The letter was spearheaded by U.S. House member Joaquin Castro of Texas, Sen. Elizabeth Warren of Massachusetts, House member David Cicilline of Rhode Island, who is chair of the House Antitrust Subcommittee; and House member Pramila Jayapal of Washington, who is chair of the Congressional Progressive Caucus. It's also signed by Sen. Ben Ray Luján of New Mexico and more than two dozen other liberal House members, including Alexandria Ocasio-Cortez and Jamaal Bowman of New York, Barbara Lee, Ted Lieu, Zoe Lofgren and Juan Vargas of California, Al Green and Sheila Jackson Lee of Texas and Rashida Tlaib of Michigan.

The outcry over the transaction unveiled by AT&T and Discovery in May is a sign that media watchdog organizations and others are preparing to step up public pressure on the Biden administration to monitor the pace of M&A in Hollywood and beyond.

The spur to the Justice Department comes as Kanter's division prepares to make decisions next year in its review of the complicated spinoff agreement that has an enterprise value of more than $100 million. There's chatter that industry concerns about the market clout that Disney now flexes across the global entertainment eco-system since its 2019 merger with 21st Century Fox could encourage Biden's Justice Department to take a hard look at the Discovery-WarnerMedia combo.

The deal will bring Warner Bros., HBO and HBO Max, CNN, TNT, TBS and other Turner networks together with Discovery's global suite of lifestyle, unscripted and how-to channels. The goal behind bulking up is to make the enlarged company a more formidable competitor in the global streaming race with Netflix, Disney, Amazon and others. AT&T is eager to send WarnerMedia to a new home through the spinoff that leaves AT&T shareholders with 71% of the equity in the new company, to be run by Discovery's management team.

In the letter, the Democratic legislators raise concerns that employees lose out when two formerly separate large employers become one.

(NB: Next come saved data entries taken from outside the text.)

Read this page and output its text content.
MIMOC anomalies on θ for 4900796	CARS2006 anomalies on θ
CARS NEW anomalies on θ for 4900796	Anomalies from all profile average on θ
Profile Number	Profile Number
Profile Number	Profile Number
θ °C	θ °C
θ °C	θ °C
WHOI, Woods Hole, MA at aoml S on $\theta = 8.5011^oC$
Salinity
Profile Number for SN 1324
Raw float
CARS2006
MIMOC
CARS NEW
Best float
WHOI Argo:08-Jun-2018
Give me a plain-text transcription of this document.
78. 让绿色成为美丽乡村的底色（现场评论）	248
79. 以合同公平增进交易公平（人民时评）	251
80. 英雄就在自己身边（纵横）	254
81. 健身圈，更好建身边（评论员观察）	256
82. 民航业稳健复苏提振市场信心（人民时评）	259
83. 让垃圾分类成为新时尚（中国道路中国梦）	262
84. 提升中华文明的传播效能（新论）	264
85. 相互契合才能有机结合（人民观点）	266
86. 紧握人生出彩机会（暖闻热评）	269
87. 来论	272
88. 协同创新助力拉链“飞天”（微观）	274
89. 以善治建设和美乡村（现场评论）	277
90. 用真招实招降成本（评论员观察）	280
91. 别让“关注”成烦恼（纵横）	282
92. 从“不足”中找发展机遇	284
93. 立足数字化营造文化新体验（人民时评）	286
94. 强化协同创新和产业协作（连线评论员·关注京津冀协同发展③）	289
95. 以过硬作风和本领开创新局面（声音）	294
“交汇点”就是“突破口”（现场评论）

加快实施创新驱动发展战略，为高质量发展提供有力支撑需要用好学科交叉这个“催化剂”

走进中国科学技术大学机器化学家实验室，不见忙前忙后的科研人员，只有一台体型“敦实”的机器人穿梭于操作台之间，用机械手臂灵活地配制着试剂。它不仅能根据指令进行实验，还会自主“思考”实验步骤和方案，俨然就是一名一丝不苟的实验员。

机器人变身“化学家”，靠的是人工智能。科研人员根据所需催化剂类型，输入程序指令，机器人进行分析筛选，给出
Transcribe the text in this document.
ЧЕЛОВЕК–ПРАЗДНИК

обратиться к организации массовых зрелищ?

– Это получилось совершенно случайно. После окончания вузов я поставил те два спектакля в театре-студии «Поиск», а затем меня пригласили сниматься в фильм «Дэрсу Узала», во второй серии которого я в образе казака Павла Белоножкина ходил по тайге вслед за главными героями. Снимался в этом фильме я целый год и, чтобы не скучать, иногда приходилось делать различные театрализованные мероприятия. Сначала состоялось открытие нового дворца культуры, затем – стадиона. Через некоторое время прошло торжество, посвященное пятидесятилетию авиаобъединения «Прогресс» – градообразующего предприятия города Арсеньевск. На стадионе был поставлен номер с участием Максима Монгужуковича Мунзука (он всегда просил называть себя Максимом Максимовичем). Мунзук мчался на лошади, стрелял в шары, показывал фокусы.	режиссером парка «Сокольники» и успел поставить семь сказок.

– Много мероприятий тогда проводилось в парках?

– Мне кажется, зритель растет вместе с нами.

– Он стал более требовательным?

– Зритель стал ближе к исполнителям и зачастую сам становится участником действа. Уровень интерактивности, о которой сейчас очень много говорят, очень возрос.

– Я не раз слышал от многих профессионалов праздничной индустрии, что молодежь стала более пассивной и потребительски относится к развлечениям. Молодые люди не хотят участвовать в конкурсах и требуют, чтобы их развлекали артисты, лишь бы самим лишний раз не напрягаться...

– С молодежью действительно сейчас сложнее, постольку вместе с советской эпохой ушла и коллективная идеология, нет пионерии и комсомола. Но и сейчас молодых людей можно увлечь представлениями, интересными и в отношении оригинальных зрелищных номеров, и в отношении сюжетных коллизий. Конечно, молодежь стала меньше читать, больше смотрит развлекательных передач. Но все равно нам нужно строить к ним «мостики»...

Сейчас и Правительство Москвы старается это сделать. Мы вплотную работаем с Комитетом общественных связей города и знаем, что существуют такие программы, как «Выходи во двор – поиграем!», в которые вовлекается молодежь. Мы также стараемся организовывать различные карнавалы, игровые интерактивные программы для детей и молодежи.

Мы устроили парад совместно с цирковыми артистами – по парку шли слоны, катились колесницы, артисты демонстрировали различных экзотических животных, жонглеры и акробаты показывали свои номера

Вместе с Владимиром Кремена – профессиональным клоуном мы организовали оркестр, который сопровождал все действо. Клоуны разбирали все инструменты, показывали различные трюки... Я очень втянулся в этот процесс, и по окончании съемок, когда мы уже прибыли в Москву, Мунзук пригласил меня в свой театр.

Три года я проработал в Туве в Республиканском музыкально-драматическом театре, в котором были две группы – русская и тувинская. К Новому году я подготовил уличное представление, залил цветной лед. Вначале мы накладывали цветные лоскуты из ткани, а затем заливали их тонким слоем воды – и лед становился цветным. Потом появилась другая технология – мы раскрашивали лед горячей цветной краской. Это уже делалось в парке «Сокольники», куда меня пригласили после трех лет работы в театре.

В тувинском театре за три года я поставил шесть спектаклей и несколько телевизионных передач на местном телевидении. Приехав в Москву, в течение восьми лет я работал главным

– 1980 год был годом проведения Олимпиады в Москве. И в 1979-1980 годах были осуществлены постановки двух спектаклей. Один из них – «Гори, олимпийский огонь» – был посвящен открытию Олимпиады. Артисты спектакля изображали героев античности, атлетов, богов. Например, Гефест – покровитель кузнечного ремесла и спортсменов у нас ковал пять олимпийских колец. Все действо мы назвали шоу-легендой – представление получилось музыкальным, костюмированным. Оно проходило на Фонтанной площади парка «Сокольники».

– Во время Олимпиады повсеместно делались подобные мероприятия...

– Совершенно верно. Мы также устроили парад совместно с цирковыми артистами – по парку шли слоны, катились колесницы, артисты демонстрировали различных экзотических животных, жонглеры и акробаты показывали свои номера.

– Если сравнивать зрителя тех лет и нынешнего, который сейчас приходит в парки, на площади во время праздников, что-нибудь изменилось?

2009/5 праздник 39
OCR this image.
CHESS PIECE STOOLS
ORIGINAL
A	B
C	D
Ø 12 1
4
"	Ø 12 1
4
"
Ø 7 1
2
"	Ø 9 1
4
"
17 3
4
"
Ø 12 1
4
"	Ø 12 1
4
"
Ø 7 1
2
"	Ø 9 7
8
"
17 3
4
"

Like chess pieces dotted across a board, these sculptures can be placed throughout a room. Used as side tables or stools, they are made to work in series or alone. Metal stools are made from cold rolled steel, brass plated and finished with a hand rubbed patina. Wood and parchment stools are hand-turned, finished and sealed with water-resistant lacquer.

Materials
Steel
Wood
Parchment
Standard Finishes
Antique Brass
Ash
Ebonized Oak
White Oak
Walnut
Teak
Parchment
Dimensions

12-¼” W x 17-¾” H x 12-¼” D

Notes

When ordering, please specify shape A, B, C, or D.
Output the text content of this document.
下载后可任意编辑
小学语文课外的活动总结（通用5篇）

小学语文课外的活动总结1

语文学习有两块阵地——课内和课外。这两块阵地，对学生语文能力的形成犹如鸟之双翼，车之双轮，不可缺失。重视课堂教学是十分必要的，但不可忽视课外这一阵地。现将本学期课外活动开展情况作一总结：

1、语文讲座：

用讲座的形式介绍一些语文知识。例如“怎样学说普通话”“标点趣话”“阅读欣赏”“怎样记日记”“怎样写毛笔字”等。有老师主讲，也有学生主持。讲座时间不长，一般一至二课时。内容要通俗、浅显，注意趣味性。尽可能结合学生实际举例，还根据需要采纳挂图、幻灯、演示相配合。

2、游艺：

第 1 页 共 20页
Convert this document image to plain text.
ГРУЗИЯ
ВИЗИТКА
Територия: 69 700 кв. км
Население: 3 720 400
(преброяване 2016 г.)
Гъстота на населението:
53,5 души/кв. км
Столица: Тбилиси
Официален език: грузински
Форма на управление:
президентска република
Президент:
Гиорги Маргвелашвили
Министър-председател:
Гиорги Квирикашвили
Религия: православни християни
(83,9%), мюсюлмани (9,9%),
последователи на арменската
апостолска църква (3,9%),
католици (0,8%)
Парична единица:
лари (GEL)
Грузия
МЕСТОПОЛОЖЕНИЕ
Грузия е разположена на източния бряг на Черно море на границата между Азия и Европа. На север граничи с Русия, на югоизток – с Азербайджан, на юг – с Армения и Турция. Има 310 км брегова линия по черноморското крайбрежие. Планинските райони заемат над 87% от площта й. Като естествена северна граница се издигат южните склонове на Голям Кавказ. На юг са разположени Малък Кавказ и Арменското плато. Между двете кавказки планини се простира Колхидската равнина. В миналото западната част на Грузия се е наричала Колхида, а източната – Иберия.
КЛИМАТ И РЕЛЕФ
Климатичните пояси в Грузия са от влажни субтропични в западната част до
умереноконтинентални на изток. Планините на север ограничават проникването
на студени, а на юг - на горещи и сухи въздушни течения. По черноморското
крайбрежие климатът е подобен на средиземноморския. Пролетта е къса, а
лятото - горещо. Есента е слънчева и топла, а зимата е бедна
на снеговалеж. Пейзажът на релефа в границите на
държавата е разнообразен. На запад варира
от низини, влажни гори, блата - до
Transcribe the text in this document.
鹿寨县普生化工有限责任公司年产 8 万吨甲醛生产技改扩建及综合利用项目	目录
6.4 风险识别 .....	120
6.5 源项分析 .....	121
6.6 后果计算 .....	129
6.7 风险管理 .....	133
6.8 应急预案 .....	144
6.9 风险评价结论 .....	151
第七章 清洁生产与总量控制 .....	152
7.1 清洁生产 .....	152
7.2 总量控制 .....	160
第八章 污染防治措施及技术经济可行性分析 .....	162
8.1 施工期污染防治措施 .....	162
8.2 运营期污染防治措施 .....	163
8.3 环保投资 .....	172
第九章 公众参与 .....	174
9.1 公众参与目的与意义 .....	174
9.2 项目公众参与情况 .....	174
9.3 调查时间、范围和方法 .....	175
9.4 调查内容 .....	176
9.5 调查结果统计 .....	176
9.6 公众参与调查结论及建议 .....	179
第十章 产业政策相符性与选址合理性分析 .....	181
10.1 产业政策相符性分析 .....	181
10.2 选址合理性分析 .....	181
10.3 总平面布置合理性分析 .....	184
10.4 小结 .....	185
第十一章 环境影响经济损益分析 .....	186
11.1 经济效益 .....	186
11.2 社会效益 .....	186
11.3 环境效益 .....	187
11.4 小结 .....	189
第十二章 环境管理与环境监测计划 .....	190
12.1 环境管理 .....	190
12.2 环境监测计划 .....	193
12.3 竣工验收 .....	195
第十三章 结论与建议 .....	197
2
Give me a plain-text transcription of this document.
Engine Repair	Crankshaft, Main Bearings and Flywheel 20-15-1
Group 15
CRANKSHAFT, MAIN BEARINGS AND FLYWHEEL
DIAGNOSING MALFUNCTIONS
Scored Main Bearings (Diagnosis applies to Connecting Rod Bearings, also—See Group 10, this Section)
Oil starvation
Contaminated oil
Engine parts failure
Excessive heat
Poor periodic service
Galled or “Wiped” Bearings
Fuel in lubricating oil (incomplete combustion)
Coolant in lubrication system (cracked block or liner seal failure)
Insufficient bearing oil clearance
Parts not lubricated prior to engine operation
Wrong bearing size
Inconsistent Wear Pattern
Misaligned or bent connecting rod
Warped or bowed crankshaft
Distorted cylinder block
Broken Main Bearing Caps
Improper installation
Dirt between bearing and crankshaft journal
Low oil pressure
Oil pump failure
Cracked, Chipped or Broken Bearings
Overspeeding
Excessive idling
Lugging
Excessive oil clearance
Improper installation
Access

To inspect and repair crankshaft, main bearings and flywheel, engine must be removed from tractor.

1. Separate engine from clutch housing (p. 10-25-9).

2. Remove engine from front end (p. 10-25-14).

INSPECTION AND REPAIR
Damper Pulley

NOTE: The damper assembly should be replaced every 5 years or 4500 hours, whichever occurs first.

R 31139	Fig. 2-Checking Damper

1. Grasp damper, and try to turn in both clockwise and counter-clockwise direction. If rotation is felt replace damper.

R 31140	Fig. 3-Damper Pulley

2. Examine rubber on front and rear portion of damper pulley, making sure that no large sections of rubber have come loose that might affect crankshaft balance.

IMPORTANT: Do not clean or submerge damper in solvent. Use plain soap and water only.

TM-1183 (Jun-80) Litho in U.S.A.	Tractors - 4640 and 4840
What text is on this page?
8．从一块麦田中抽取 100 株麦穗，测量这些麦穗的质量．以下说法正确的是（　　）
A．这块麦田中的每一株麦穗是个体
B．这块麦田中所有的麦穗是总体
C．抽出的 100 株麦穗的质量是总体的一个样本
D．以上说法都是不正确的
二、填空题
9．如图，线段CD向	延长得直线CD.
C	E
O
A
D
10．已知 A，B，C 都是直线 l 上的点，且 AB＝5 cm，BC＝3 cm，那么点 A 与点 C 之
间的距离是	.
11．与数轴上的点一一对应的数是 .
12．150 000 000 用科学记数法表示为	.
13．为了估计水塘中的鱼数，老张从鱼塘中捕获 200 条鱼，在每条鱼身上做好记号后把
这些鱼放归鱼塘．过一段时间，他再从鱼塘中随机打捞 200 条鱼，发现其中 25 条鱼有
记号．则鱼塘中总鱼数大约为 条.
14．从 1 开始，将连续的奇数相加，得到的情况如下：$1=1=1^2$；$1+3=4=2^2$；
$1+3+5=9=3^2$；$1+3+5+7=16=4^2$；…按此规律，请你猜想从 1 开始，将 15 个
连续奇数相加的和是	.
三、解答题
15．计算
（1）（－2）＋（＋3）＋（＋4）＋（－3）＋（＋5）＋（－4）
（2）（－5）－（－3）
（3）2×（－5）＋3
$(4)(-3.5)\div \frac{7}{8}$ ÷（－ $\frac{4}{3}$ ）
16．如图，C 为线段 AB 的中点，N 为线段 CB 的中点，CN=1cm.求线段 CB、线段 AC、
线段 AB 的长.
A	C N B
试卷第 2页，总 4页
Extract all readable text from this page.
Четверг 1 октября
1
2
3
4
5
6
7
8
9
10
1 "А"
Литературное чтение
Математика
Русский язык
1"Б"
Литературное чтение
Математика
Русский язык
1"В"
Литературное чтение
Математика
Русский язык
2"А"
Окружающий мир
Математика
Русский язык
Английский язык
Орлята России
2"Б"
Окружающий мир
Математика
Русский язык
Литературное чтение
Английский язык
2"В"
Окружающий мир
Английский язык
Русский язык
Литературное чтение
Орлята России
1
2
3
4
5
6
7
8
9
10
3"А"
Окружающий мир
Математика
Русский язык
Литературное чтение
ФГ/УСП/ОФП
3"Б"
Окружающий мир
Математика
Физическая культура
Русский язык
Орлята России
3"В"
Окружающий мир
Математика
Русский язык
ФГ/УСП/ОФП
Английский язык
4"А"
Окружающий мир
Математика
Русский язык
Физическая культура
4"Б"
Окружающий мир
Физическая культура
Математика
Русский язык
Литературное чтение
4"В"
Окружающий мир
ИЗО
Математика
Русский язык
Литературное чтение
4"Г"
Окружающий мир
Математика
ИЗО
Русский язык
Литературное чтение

"Competitive markets create more high-quality jobs and give workers more freedom and flexibility to change jobs and negotiate for better pay and working conditions. Furthermore, in the absence of competition, the rise of employers' market power reduces the power of workers to "voice and exit," increasing their risk of exploitation," the letter states. "Enforcement of our anti-merger laws is especially critical for workers from marginalized communities. In the past, mergers across all industries have disproportionately led to job losses for workers identifying as racial and ethnic minorities compared to their white counterparts."

Signed by numerous members of the Congressional Hispanic Caucus, the warning to Garland cites the low representation of Latinx communities at all levels of media as a reason to be vigilant about maintaining diverse voices on the airwaves and on the big screen.

"Despite representing nearly one-fifth of the population, Hispanics are systematically the most under-represented on-screen compared to other demographics' population share," the letter states. "A more consolidated, less competitive marketplace may only reduce the competitive pressure on media companies to provide consumers with more diverse and inclusive programming."